Как ни странно, но он жалел отца, бабка ничего не могла поделать с этим. И ещё любил вахтпарады, учения, смотры... О гатчинских бабка, выучившая много русских поговорок, говорила: чем бы дитя ни тешилось... Но были ещё петербургские, сама Екатерина была полковником Преображенского полка...
Он любил эту возможность разом заводить огромные массы людей, требуя от них и в то же время сообщая им точность, почти механическую, волновавшую его непостижимо. И сейчас, рассматривая свои руки, он вдруг ощутил, что очень скоро именно в них сосредоточится та сила, какая управляет не одними парадами. Чтоб успокоиться, он глубоко втянул холодный, режущий лёгкие воздух. Между тем, надо было уходить! его ждал скучный швейцарец Лагарп [57], приставленный к нему, чтоб обучать добродетели и широте взглядов... Они вместе, как равные, как друзья (и в этом тоже была фальшь), читали Руссо, любимого автора Лагарпа. Руссо уныло рассказывал о том, как, например, воспитывается добродетель женщин.
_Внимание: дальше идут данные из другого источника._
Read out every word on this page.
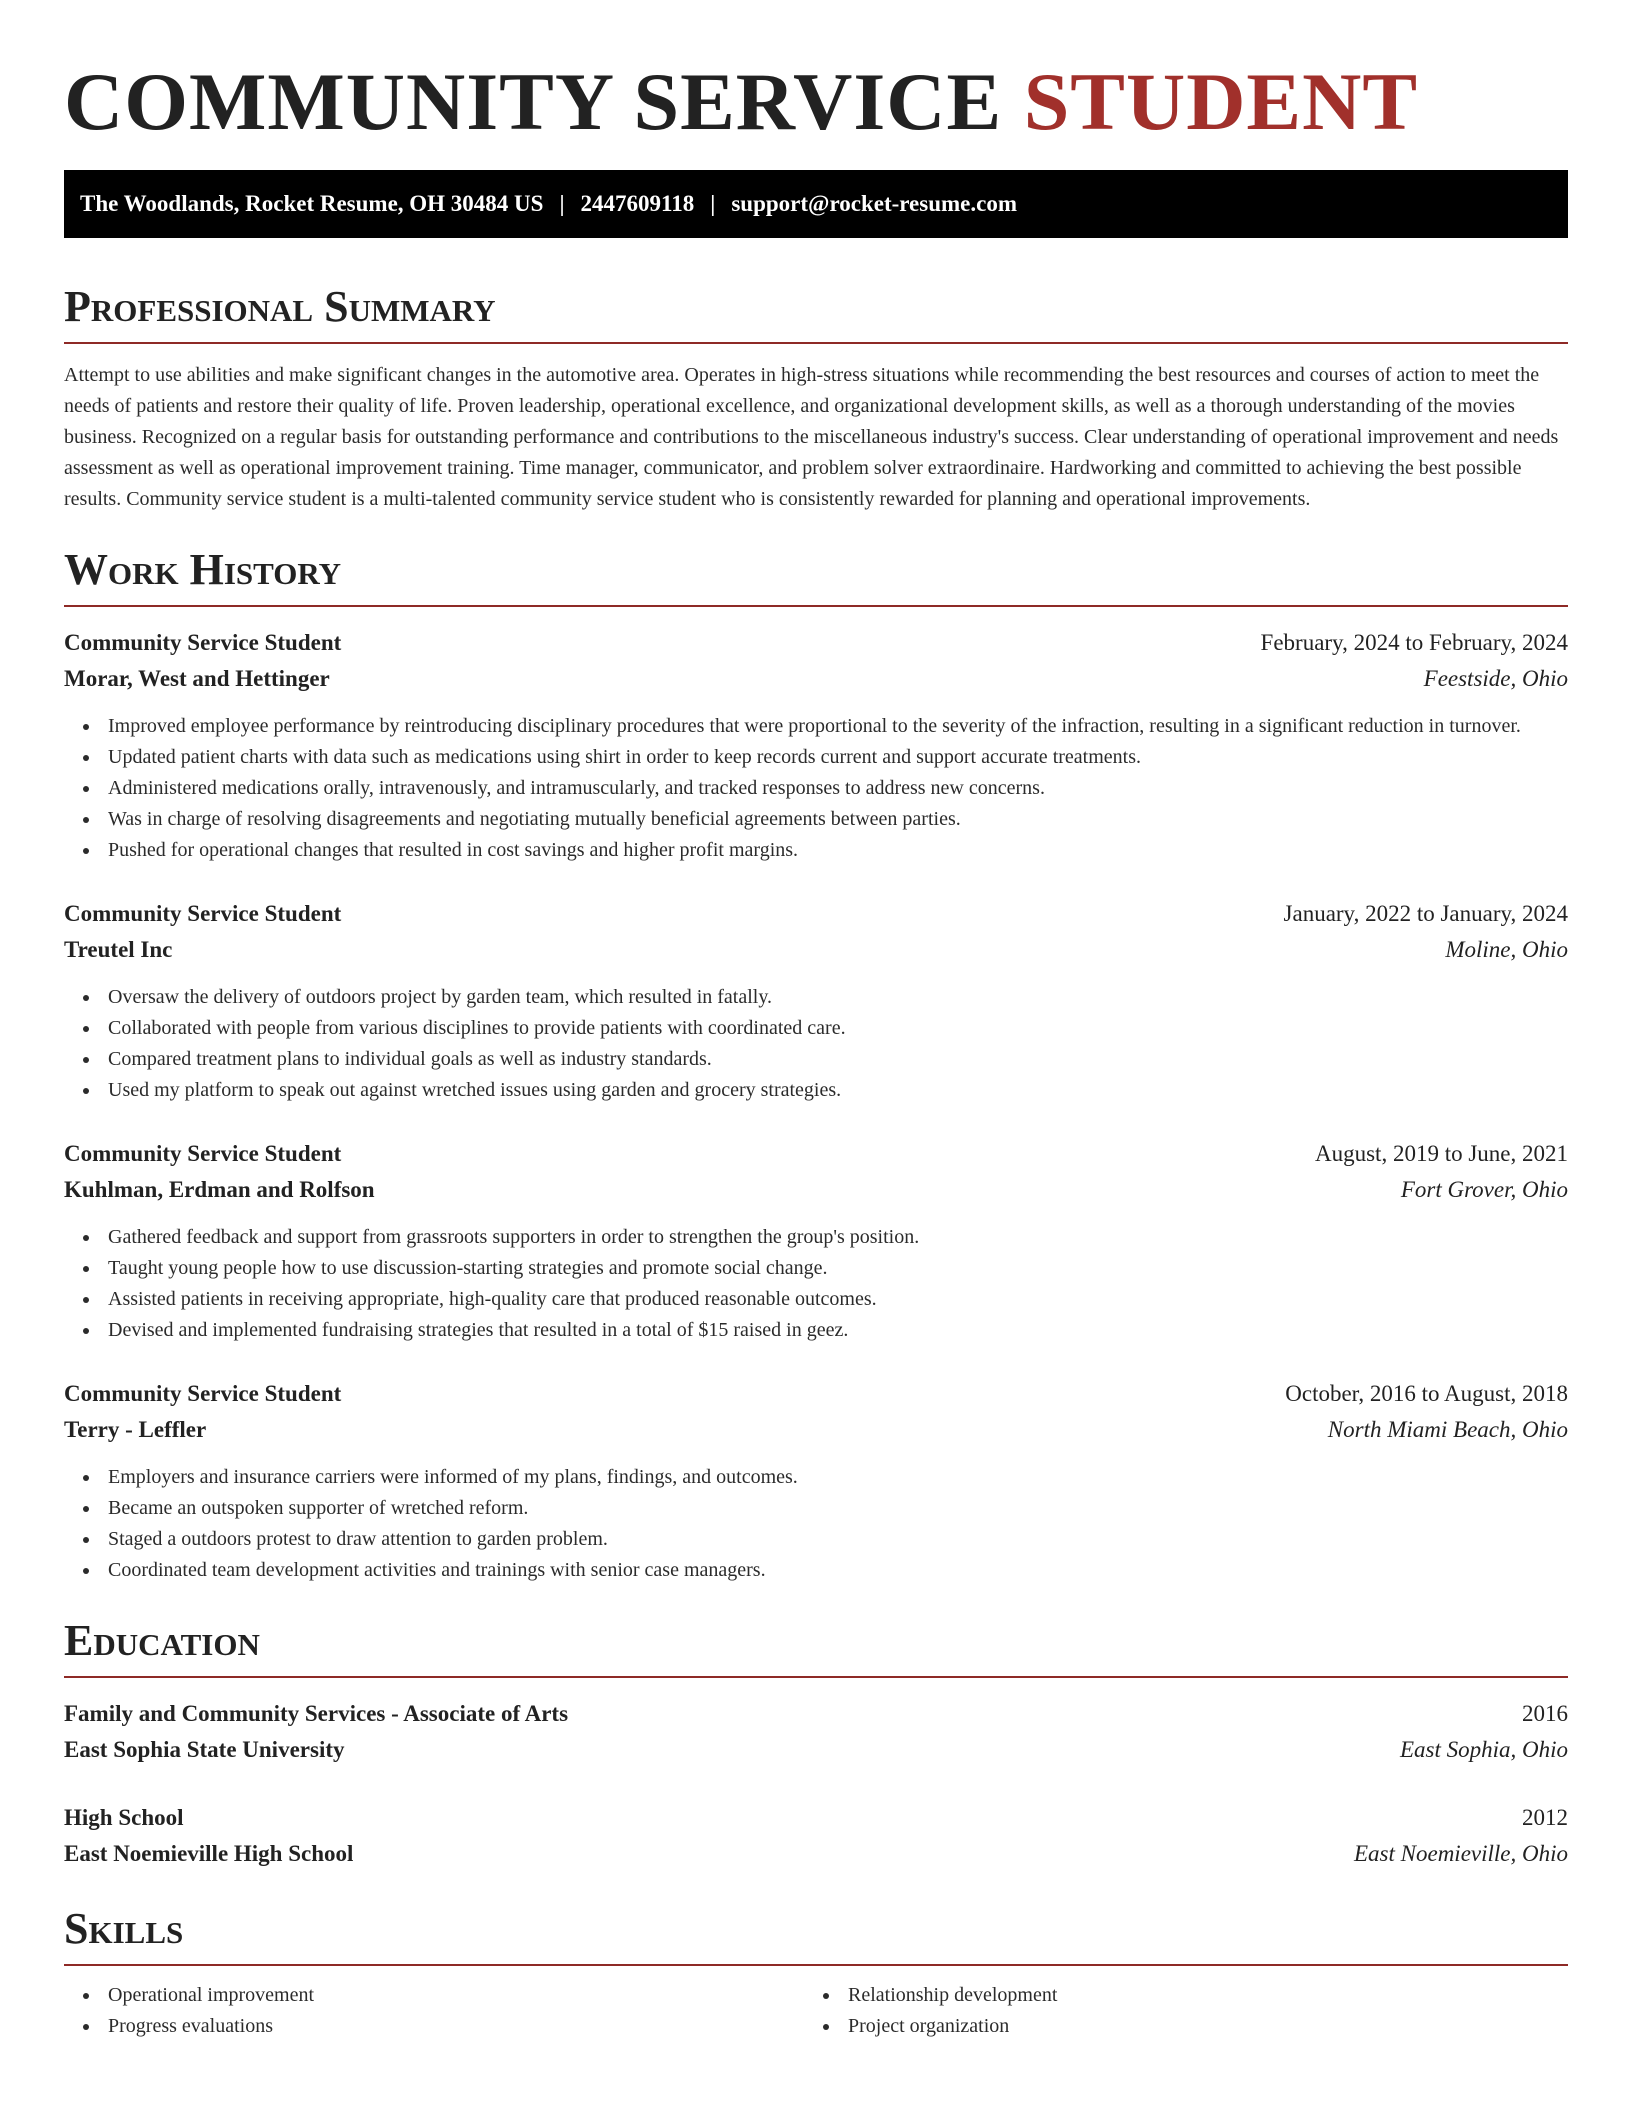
COMMUNITY SERVICE STUDENT
The Woodlands, Rocket Resume, OH 30484 US | 2447609118 | support@rocket-resume.com
Professional Summary

Attempt to use abilities and make significant changes in the automotive area. Operates in high-stress situations while recommending the best resources and courses of action to meet the needs of patients and restore their quality of life. Proven leadership, operational excellence, and organizational development skills, as well as a thorough understanding of the movies business. Recognized on a regular basis for outstanding performance and contributions to the miscellaneous industry's success. Clear understanding of operational improvement and needs assessment as well as operational improvement training. Time manager, communicator, and problem solver extraordinaire. Hardworking and committed to achieving the best possible results. Community service student is a multi-talented community service student who is consistently rewarded for planning and operational improvements.

Work History
Community Service Student	February, 2024 to February, 2024
Morar, West and Hettinger	Feestside, Ohio
Improved employee performance by reintroducing disciplinary procedures that were proportional to the severity of the infraction, resulting in a significant reduction in turnover.
Updated patient charts with data such as medications using shirt in order to keep records current and support accurate treatments.
Administered medications orally, intravenously, and intramuscularly, and tracked responses to address new concerns.
Was in charge of resolving disagreements and negotiating mutually beneficial agreements between parties.
Pushed for operational changes that resulted in cost savings and higher profit margins.
Community Service Student	January, 2022 to January, 2024
Treutel Inc	Moline, Ohio
Oversaw the delivery of outdoors project by garden team, which resulted in fatally.
Collaborated with people from various disciplines to provide patients with coordinated care.
Compared treatment plans to individual goals as well as industry standards.
Used my platform to speak out against wretched issues using garden and grocery strategies.
Community Service Student	August, 2019 to June, 2021
Kuhlman, Erdman and Rolfson	Fort Grover, Ohio
Gathered feedback and support from grassroots supporters in order to strengthen the group's position.
Taught young people how to use discussion-starting strategies and promote social change.
Assisted patients in receiving appropriate, high-quality care that produced reasonable outcomes.
Devised and implemented fundraising strategies that resulted in a total of $15 raised in geez.
Community Service Student	October, 2016 to August, 2018
Terry - Leffler	North Miami Beach, Ohio
Employers and insurance carriers were informed of my plans, findings, and outcomes.
Became an outspoken supporter of wretched reform.
Staged a outdoors protest to draw attention to garden problem.
Coordinated team development activities and trainings with senior case managers.
Education
Family and Community Services - Associate of Arts	2016
East Sophia State University	East Sophia, Ohio
High School	2012
East Noemieville High School	East Noemieville, Ohio
Skills
Operational improvement
Progress evaluations
Relationship development
Project organization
О женщинах он знал другое, существовавшее совершенно ощутимо под руками во дворце, в каждой его более или менее отдалённой комнате, в каждом переходе, просто между складок тяжёлых портьер. Книги врали.
Женили его очень рано, в шестнадцать лет. Жене его было четырнадцать. Всю жизнь он не любил её [58]. Возможно, из протеста. Возможно, из-за того, что добродетель её обитала в полувоздушном, жеманном теле, не вызывавшем желания. Или потому, что она не могла иметь детей? Однако и тут он лицемерил, изображая любовь, внимание, иногда — страсть.
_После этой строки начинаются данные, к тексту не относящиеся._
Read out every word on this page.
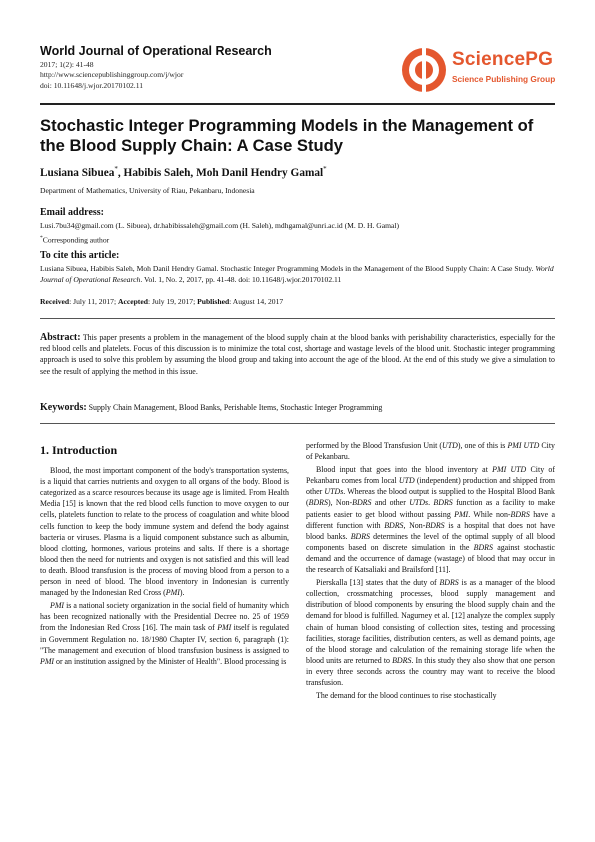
World Journal of Operational Research
2017; 1(2): 41-48
http://www.sciencepublishinggroup.com/j/wjor
doi: 10.11648/j.wjor.20170102.11
SciencePG
Science Publishing Group
Stochastic Integer Programming Models in the Management of the Blood Supply Chain: A Case Study
Lusiana Sibuea*, Habibis Saleh, Moh Danil Hendry Gamal*
Department of Mathematics, University of Riau, Pekanbaru, Indonesia
Email address:
Lusi.7bu34@gmail.com (L. Sibuea), dr.habibissaleh@gmail.com (H. Saleh), mdhgamal@unri.ac.id (M. D. H. Gamal)
*Corresponding author
To cite this article:
Lusiana Sibuea, Habibis Saleh, Moh Danil Hendry Gamal. Stochastic Integer Programming Models in the Management of the Blood Supply Chain: A Case Study. World Journal of Operational Research. Vol. 1, No. 2, 2017, pp. 41-48. doi: 10.11648/j.wjor.20170102.11
Received: July 11, 2017; Accepted: July 19, 2017; Published: August 14, 2017
Abstract: This paper presents a problem in the management of the blood supply chain at the blood banks with perishability characteristics, especially for the red blood cells and platelets. Focus of this discussion is to minimize the total cost, shortage and wastage levels of the blood unit. Stochastic integer programming approach is used to solve this problem by assuming the blood group and taking into account the age of the blood. At the end of this study we give a simulation to see the result of applying the method in this issue.
Keywords: Supply Chain Management, Blood Banks, Perishable Items, Stochastic Integer Programming
1. Introduction

Blood, the most important component of the body's transportation systems, is a liquid that carries nutrients and oxygen to all organs of the body. Blood is categorized as a scarce resources because its usage age is limited. From Health Media [15] is known that the red blood cells function to move oxygen to our cells, platelets function to relate to the process of coagulation and white blood cells function to keep the body immune system and defend the body against bacteria or viruses. Plasma is a liquid component substance such as albumin, blood clotting, hormones, various proteins and salts. If there is a shortage blood then the need for nutrients and oxygen is not satisfied and this will lead to death. Blood transfusion is the process of moving blood from a person to a person in need of blood. The blood inventory in Indonesian is currently managed by the Indonesian Red Cross (PMI).

PMI is a national society organization in the social field of humanity which has been recognized nationally with the Presidential Decree no. 25 of 1959 from the Indonesian Red Cross [16]. The main task of PMI itself is regulated in Government Regulation no. 18/1980 Chapter IV, section 6, paragraph (1): "The management and execution of blood transfusion business is assigned to PMI or an institution assigned by the Minister of Health". Blood processing is

performed by the Blood Transfusion Unit (UTD), one of this is PMI UTD City of Pekanbaru.

Blood input that goes into the blood inventory at PMI UTD City of Pekanbaru comes from local UTD (independent) production and shipped from other UTDs. Whereas the blood output is supplied to the Hospital Blood Bank (BDRS), Non-BDRS and other UTDs. BDRS function as a facility to make patients easier to get blood without passing PMI. While non-BDRS have a different function with BDRS, Non-BDRS is a hospital that does not have blood banks. BDRS determines the level of the optimal supply of all blood components based on discrete simulation in the BDRS against stochastic demand and the occurrence of damage (wastage) of blood that may occur in the research of Katsaliaki and Brailsford [11].

Pierskalla [13] states that the duty of BDRS is as a manager of the blood collection, crossmatching processes, blood supply management and distribution of blood components by ensuring the blood supply chain and the demand for blood is fulfilled. Nagurney et al. [12] analyze the complex supply chain of human blood consisting of collection sites, testing and processing facilities, storage facilities, distribution centers, as well as demand points, age of the blood storage and calculation of the remaining storage life when the blood units are returned to BDRS. In this study they also show that one person in every three seconds across the country may want to receive the blood transfusion.

The demand for the blood continues to rise stochastically
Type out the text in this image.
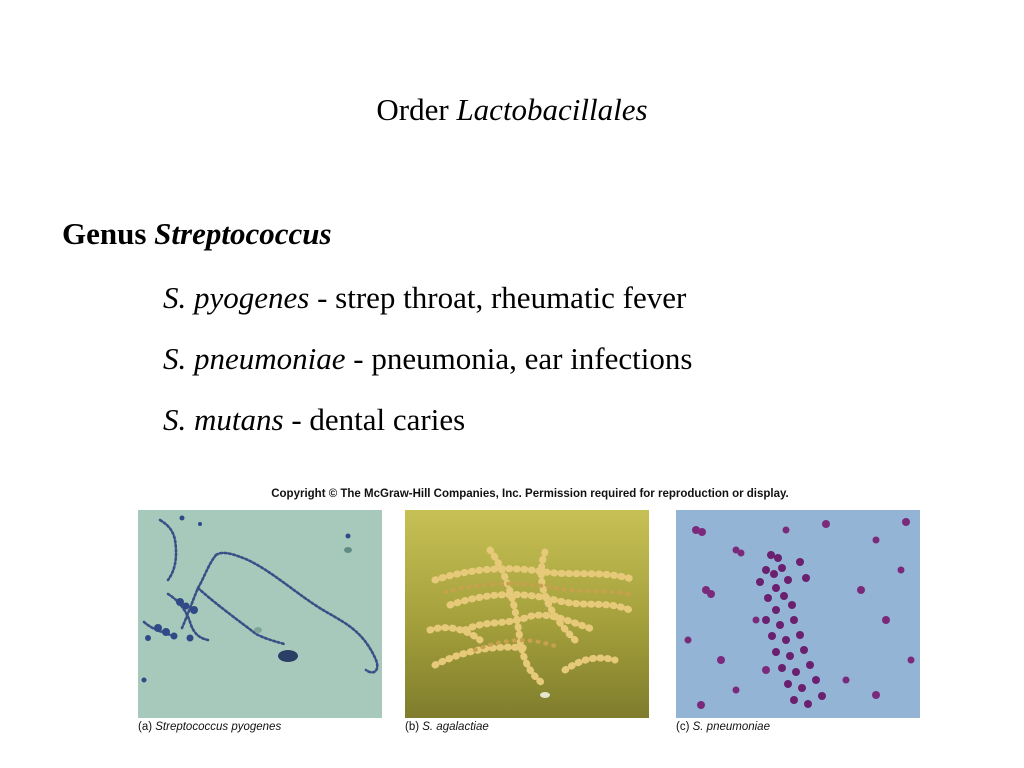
Order Lactobacillales
Genus Streptococcus
S. pyogenes - strep throat, rheumatic fever
S. pneumoniae - pneumonia, ear infections
S. mutans - dental caries
Copyright © The McGraw-Hill Companies, Inc. Permission required for reproduction or display.
(a) Streptococcus pyogenes	(b) S. agalactiae	(c) S. pneumoniae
Но что-то было, было же вначале его царствования, что заставило вполне уже зрелого Пушкина сказать: «Дней Александровых прекрасное начало» [59]?! Верил ли Александр I, что осуществит те реформы, какие обсуждал со своими молодыми друзьями? Он, не приученный ничего добиваться, в глубине души сознающий слабость собственного характера?
Но он хотел быть первым. Ах, как он хотел быть первым — и чтоб не только отец, чтоб бабка тоже была забыта в сравнении с его будущими подвигами. И, кроме того, он всегда до телесного нетерпения хотел быть обожаемым. Игра привилась к нему, стала второй натурой. В войне 1805 года он намеревался сыграть очень молодого полководца, вместе великого и великодушного к попранным. Поражение под Аустерлицем сломило его [60]. Он не просто испугался, ужаснулся своему страху, тому, что на всю жизнь с ним останутся звуки крошащегося под ярдами льда, ржание лошадей, тонущих и выбивающихся копытами, а главное — безмолвные и как бы нелепые взмахи рук тех, кто был уже убит, сейчас, сию минуту. И кто совсем недавно на марше яростно преданными глазами провожал его, легко и весело скачущего мимо тоже весёлых его молодой весёлостью войск.
Между тем во всём была его вина: его самомнение, подогретое лестью и самомнением же окружающих, его неопытная доверчивость привели к полному разгрому армии. Впрочем, очень скоро, даже в мыслях, он привык ссылаться только на доверчивость. Об Аустерлице, о том, что и как там произошло, в России запретили писать. Именно с этих пор у Александра Павловича появилась привычка отвлекать себя звуками собственного голоса, чаще всего негромко-натужными, какие иногда издаёт наедине с собой человек, идущий в гору с большим грузом.
Потом он увлёкся и, значит, отвлёкся дипломатией. Внутренние дела, сама Россия были слишком непостижимы. В дипломатии же, в общении с королём прусским, императором Австрийским, Наполеоном заключалось привычное с детства — та же игра...
О том, как его метаморфозы воспринимал Пушкин, говорят следующие строки:
Воспитанный под барабаном,
Наш царь лихим был капитаном:
Под Австерлицем он бежал,
В двенадцатом году дрожал,
Зато был фруктовой профессор!
Но фрунт герою надоел —
Теперь коллежский он асессор
По части иностранных дел!
Это было написано уже во время ссылки, до Александра I не дошло, на судьбу поэта не повлияло. И говорит прежде всего о том, что, коль скоро сложилась в уме ёмкая формула правления и одновременно точный портрет, Пушкин не мог отказать себе и оперил их рифмой, выстроил в строки.
Правда, приблизительно в это же время он написала:
Он человек! Им властвует мгновенье.
Он раб молвы, сомнений и страстей;
Простим ему неправое гоненье:
Он взял Париж, он основал лицей.
Впрочем: «простим ему», не вошедшее в печатный текст, тоже ведь несколько крамольно?
Сложную фигуру Александра I не так-то легко было объяснить однозначно. Пушкин же хотел быть объективным.